The prognosis of PDAC has been reported to be worse when the tumor is located in the pancreatic body or tail, compared to being located in the pancreatic head [37]. This was most likely due to the lack of early symptoms due to biliary obstruction when the PDAC is in the body or tail. In the case of resectable PDAC, however, the 5-year survival rate was better with PDAC in the tail than when it was in the head, according to a report from the National Cancer Database, American College of Surgeons Commission on Cancer, and American Cancer Society [38]. In the present study, overall survival of patients with PDAC located in the head was significantly worse than patients with PDAC in the body and/or tail. The pancreatic head is adjacent to many important organs and blood vessels. Differences of surgical approach may have an impact on the patients’ gastrointestinal function which has a distinct complication that can determine patient outcomes. In addition, it has been postulated that tumor biology might be different between PDAC in the head and that in the body or tail [39, 40]. When PDAC is located in the body and tail, even larger tumors can be resected more frequently and successfully than PDAC in the head [41]. Several studies showed that PDAC in the body and tail has less frequent nodal involvement [32, 42]. Proximal tumors show more dedifferentiation in spite of their smaller size [42]. Consistent with the above hypothesis, nodal metastasis was significantly more frequent in PDAC in the head than in PDAC in the body and tail in this study, but tumor location was not associated with the differentiation grade.

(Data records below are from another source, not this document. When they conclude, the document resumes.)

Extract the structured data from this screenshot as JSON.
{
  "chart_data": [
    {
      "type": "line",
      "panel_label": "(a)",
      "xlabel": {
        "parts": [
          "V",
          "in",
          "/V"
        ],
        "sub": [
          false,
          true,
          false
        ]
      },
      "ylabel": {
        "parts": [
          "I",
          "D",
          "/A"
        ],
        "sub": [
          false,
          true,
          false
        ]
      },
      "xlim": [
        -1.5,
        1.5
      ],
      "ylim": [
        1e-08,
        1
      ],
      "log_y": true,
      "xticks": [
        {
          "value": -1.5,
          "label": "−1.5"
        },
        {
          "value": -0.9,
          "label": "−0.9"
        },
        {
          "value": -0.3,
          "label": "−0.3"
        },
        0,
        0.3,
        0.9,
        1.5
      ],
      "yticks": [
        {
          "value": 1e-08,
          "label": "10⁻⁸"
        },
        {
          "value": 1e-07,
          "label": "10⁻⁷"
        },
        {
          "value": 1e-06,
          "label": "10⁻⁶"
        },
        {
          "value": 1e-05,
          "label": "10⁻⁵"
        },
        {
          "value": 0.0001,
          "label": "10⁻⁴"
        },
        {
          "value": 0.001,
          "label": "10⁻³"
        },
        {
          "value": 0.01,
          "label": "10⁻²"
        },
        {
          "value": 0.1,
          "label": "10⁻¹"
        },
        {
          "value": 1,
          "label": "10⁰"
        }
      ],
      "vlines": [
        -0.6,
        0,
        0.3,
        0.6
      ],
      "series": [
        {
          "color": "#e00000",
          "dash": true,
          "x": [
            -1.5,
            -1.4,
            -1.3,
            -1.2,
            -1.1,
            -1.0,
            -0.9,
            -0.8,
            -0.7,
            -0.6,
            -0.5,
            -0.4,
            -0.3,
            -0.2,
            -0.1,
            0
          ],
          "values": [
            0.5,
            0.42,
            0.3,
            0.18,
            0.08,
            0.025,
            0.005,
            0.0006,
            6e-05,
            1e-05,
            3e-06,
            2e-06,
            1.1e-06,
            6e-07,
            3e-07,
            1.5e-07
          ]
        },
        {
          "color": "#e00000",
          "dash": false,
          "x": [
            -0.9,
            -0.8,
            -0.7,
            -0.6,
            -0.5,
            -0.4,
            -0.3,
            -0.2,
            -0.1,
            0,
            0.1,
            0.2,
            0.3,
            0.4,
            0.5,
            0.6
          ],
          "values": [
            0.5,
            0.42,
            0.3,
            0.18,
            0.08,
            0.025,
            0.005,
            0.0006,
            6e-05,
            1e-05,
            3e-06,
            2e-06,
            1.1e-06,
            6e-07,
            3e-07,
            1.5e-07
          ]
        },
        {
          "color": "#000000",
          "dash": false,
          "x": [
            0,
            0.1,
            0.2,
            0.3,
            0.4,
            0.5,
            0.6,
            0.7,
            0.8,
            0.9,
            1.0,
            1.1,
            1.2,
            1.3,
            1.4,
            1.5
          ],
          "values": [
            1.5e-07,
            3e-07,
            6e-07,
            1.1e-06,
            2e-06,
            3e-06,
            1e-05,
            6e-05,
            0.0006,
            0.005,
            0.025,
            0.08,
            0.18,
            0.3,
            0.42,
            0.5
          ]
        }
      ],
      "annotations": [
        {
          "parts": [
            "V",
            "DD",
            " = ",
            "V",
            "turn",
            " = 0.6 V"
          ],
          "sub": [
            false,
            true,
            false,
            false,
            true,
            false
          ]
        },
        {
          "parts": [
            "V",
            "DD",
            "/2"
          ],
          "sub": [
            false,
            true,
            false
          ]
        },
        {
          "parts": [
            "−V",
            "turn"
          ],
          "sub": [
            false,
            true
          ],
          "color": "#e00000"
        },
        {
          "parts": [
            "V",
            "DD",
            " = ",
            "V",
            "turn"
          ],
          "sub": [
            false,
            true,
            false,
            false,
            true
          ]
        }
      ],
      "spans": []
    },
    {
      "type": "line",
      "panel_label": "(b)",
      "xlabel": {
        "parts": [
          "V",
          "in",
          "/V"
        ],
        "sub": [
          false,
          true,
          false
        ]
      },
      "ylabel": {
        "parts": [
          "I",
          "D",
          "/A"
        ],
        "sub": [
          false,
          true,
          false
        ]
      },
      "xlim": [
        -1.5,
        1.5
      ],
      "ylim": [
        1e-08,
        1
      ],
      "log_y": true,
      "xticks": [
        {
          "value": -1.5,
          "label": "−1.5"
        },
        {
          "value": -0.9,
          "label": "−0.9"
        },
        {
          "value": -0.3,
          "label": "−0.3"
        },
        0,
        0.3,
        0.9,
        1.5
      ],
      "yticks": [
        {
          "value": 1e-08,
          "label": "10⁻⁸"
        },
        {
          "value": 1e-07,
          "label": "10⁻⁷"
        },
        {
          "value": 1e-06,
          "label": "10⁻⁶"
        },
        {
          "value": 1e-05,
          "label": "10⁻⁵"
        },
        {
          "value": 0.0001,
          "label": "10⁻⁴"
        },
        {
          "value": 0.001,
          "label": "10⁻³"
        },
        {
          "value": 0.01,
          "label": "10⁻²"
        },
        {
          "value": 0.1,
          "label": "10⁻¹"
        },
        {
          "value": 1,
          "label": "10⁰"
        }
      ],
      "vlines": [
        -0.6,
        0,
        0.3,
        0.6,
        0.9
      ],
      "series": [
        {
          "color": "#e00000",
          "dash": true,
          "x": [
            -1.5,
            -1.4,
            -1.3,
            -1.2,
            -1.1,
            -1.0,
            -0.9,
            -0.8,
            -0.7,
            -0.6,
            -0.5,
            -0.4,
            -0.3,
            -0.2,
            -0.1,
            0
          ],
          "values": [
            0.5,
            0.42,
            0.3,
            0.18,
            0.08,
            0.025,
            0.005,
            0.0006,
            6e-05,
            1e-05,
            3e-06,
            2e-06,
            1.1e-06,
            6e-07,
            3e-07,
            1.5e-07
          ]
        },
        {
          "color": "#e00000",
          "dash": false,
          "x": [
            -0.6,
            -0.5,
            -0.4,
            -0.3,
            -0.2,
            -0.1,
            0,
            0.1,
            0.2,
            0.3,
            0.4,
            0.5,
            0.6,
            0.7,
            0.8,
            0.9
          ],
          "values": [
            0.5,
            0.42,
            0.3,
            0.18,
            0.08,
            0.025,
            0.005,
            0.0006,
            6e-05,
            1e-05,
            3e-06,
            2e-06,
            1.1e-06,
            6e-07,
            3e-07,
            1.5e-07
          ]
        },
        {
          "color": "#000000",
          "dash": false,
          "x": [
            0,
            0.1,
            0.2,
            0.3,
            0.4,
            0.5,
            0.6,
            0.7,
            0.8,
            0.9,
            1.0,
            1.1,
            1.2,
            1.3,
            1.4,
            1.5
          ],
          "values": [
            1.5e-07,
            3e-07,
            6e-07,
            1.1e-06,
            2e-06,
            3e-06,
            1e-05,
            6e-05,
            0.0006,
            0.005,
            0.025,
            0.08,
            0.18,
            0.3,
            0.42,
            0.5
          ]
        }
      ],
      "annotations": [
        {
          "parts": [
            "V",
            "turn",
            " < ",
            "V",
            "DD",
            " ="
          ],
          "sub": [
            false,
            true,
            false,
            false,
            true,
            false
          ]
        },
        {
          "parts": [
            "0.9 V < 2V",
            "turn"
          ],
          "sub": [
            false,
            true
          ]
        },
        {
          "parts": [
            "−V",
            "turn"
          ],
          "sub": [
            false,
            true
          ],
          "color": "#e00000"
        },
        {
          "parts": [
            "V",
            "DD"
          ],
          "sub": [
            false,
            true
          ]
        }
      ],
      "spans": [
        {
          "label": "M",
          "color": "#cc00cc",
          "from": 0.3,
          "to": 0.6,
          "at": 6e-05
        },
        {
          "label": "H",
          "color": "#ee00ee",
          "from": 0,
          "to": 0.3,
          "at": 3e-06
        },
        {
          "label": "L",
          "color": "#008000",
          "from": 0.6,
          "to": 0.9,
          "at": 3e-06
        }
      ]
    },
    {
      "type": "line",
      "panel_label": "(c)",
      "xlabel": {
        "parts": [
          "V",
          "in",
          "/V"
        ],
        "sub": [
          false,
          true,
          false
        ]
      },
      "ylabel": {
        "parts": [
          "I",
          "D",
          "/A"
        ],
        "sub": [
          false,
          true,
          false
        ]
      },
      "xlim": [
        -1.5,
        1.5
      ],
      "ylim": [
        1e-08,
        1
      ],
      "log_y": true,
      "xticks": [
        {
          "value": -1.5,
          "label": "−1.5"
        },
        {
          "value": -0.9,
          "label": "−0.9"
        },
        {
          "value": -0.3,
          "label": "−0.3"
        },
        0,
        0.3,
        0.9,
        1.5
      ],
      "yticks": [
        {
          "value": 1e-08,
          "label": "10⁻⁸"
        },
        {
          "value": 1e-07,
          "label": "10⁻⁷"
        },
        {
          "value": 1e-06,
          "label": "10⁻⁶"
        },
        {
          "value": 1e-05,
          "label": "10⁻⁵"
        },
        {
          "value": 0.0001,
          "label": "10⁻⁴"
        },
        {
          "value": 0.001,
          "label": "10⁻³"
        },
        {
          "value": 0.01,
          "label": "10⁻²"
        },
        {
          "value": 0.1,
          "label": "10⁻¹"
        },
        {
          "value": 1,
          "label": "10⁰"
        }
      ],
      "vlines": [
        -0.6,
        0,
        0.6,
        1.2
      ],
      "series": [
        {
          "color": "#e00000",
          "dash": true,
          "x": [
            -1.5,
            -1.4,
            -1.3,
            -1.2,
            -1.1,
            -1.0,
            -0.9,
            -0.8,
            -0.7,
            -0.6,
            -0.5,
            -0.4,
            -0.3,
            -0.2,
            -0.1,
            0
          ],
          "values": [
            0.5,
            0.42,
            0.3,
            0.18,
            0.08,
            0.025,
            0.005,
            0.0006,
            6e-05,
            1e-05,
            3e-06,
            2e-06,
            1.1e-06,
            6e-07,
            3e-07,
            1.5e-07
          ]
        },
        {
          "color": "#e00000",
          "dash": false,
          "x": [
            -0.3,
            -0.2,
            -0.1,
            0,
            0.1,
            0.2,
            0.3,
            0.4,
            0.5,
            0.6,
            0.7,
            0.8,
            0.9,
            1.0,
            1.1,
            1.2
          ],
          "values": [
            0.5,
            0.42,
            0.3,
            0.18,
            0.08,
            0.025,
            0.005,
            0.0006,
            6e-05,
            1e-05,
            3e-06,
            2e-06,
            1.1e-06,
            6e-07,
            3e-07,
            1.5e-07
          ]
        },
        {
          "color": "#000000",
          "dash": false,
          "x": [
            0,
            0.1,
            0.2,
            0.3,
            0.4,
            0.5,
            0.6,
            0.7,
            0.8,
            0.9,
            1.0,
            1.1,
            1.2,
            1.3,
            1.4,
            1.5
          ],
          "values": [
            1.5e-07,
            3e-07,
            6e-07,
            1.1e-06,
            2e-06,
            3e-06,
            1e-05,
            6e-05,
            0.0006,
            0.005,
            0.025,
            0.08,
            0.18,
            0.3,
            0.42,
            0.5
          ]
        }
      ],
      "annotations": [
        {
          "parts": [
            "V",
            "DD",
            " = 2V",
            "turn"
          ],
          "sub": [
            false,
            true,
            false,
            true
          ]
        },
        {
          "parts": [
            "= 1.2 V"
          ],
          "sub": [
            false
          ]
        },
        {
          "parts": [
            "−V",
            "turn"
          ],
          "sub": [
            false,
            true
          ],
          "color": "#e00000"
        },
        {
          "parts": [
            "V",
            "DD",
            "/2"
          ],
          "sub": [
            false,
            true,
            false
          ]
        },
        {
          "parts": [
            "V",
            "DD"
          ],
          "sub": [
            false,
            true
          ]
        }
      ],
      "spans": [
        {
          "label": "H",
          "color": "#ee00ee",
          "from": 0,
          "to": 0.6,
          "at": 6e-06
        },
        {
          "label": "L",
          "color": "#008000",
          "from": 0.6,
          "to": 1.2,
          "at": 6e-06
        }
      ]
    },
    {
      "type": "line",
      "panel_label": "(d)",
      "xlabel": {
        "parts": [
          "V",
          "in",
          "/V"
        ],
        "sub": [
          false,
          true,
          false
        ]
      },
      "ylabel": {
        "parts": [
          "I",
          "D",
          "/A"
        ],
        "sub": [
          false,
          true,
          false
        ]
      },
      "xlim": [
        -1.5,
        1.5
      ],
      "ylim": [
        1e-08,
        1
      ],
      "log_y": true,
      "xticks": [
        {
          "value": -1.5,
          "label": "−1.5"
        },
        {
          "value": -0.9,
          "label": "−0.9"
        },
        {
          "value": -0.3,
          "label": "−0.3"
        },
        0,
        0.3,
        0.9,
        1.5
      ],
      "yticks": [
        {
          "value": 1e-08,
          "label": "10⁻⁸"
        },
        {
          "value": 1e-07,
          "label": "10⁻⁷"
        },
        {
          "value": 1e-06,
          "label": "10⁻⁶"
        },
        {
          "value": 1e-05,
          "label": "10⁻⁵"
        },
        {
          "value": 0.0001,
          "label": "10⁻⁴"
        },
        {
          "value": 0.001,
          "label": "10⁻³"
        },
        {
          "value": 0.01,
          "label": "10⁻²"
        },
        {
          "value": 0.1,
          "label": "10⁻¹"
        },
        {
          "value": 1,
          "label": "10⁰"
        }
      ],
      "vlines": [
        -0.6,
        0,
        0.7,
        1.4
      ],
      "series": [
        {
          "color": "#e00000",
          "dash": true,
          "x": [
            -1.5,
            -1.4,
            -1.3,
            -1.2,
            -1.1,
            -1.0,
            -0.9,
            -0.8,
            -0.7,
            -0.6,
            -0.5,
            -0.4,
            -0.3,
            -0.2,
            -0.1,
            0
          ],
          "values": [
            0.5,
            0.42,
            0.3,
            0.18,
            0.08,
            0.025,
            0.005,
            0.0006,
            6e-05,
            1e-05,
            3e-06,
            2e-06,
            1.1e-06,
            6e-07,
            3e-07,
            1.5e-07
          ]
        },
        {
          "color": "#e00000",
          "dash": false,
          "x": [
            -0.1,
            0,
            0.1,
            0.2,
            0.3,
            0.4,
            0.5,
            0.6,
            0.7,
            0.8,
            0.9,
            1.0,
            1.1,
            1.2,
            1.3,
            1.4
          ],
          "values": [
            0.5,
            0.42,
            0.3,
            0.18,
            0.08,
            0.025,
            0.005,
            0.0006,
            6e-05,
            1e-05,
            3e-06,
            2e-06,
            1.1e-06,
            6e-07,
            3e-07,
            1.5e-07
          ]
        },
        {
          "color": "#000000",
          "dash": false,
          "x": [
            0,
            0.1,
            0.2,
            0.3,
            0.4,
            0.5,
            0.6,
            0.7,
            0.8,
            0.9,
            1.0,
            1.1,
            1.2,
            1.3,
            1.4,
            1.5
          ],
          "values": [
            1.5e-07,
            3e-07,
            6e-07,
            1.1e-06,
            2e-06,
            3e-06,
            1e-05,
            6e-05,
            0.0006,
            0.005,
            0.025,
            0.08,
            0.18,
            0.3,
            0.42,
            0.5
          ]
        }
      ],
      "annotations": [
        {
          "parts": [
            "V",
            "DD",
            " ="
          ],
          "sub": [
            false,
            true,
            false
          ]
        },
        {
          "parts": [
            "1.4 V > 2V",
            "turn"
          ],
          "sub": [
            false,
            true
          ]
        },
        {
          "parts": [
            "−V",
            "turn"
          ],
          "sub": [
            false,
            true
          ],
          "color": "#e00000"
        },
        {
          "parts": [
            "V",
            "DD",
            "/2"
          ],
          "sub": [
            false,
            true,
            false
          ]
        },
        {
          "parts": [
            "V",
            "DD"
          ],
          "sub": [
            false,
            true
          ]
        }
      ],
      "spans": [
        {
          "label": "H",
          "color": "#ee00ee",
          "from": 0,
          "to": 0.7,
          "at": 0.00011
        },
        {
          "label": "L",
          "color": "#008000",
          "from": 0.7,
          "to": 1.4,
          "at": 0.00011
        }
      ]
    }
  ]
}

Today, it is generally accepted that adjuvant chemotherapy is beneficial to patients with resectable PDAC [4]. However, adjuvant chemotherapy was not found to be a significant prognostic factor by the multivariate Cox analyses in this study. In addition, although patients who received adjuvant chemotherapy (106 cases, 86.9%) revealed a considerably better overall survival as compared with patients who did not (12 cases, 9.8%) by the Kaplan-Meier method, the difference did not reach a statistical significance (unpublished observation). We speculate that this small number of patients who did not receive adjuvant chemotherapy may explain the failure to detect therapeutic merit with a statistical significance. In addition, 57 (53.8%) out of 106 patients who underwent adjuvant chemotherapy had received neoadjuvant chemotherapy. This may have caused the resistance to anticancer drugs used in adjuvant chemotherapy.

In conclusion, cancer-related death was marginally and significantly associated with local recurrence and distant metastasis, respectively, but local recurrence and distant metastasis occurred independently. PanINs at the PTM did not adversely affect prognosis and R0 resection was not found to be a significant prognostic factor. Differentiation grade and nodal metastasis were significant predictors of distant metastasis, and tumor location and differentiation grade were significant predictors of cancer-related death. Differentiation grade might be an indicator of occult metastasis and affect patients’ overall survival through distant metastasis. In addition to successful surgical procedures, tumor biology may be even more important as a predictor of postoperative prognosis.